In recycling lead acid batteries, the process is very similar to the primary lead production process. The main differences are in material preparation before reduction, which affects plant size, since there is no need for sintering. The recycling sequential steps normally are the separation of the plastic case (using hammers or saws), acid removal, separation of the plastic, metallic lead and paste separation, reduction, refining and casting. Acid, polypropylene and lead are recovered in the recycling process (Espinosa et al. 313). Fact is that there are many organizations that can help people dispose their batteries, like Rechargeable Battery Recycling Corporation (RBRC). People can just call their hotline or find a recycling location convenient to them and the RBRC will take care of their waste batteries.
Conclusion
Although battery recycling is just one step of the ladder we have to go through in order to minimize the wastes we make each year, we can still do numerous other things in our homes by recycling things properly rather than putting these materials in a trash bin. By simply separating our trash into biodegradable and non-biodegradable, it will be a great help to reduce our trash. We can sell bottles, newspapers and metal trash to junk shops and we can actually have extra money out of our trash. As the world’s resources are diminished, recycling is not only environment-friendly but it can also produce primary raw materials that can be used for other things. To recycle and reuse waste to the maximum possible extent should not only be promoted in batteries, but to other things as well. In reducing the quantity of unrecoverable waste and disposing toxic wastes as safely as possible, it can benefit people more in a proactive way and we can save our natural resources sustainably so that our children may still enjoy these in the future.
Works Cited
- Brain, Marshall. “A Lot of Technology Goes into a Making a Landfill”, Tribune – Review/Pittsburgh Tribune – Review, [Greensburg, Pa.]. 2008, ProQuest Newsstand. ProQuest.
- Espinosa, Romano, Crocce, Denise, Moura, Bernardes Andrea and Tenorio, Jorge Alberto Soares. An Overview on the Current Processes for the Recycling of Batteries, Journal of Power Sources, 135.1-2(2004): 311-319.
- Ford-Martin, Paula Anne. Battery Recycling. In Bortman, Marci, Brimblecombe, Peter, Cunningham, Mary Ann, Cunningham, William P., and Freedman, William (eds.), Environmental Encyclopedia, vol 1 (3rd Ed.). Farmington Hills, MI: Gale, 2003. pp. 114-115.

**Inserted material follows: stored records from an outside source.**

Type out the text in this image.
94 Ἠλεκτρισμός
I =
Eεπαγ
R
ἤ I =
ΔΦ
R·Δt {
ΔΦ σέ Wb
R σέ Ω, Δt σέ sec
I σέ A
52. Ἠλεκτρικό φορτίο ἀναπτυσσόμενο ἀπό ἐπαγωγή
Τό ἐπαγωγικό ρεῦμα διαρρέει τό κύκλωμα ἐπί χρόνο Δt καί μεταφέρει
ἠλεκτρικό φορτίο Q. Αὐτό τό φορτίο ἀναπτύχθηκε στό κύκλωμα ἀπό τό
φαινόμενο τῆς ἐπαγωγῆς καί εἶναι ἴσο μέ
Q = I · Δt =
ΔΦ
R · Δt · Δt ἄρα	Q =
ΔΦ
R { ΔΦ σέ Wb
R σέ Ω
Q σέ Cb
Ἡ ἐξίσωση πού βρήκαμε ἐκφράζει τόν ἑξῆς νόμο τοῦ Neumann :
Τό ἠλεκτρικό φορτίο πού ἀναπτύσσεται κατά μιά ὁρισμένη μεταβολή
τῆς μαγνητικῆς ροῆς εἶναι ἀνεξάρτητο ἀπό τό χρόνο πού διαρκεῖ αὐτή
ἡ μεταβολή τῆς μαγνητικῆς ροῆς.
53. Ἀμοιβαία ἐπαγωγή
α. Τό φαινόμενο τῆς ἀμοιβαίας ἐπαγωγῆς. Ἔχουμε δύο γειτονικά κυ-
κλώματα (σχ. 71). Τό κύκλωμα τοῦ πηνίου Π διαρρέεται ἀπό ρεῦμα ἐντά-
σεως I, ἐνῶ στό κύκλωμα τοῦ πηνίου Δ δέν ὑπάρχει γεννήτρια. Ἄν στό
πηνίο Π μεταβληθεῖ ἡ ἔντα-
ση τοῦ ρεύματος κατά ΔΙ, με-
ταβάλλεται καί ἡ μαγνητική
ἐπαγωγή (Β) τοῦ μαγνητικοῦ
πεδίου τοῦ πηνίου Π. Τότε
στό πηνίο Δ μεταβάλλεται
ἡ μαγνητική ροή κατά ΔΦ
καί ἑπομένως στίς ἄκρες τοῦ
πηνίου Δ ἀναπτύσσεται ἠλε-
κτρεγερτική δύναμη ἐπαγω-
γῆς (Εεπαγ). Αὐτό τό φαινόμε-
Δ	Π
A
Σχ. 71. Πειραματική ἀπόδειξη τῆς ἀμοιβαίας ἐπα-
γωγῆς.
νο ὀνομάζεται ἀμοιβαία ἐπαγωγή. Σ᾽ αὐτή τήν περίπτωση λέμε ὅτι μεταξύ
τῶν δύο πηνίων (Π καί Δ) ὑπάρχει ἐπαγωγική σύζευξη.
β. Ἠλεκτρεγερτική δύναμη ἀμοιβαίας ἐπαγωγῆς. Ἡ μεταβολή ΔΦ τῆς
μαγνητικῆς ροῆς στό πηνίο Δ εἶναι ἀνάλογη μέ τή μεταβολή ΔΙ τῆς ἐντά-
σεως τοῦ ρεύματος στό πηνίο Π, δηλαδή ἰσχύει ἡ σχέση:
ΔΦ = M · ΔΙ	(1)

- Lippmann, Morton. “Acid Rain”. In Breslow, Walter (Ed.), Encyclopedia of Public Health, vol. 1. New York: Macmillan Reference USA, 2002. pp. 15-16.
- Lombardi, Eric and Platt, Brenda. “Stop Trashing the Climate”, Biocycle – Advancing Composting, Organics Recycling & Renewable Energy (2008).
- Medina, Martin. “Talking Trash (PRIME NUMBERS).” Foreign Policy 168 (2008): 40-41.
- Millstone, Erik. Lead and Public Health: The Dangers for Children. Philadelphia, PA: Taylor & Francis, Inc., 1997.
- US Environmental Protection Agency (EPA). Batteries, (2007).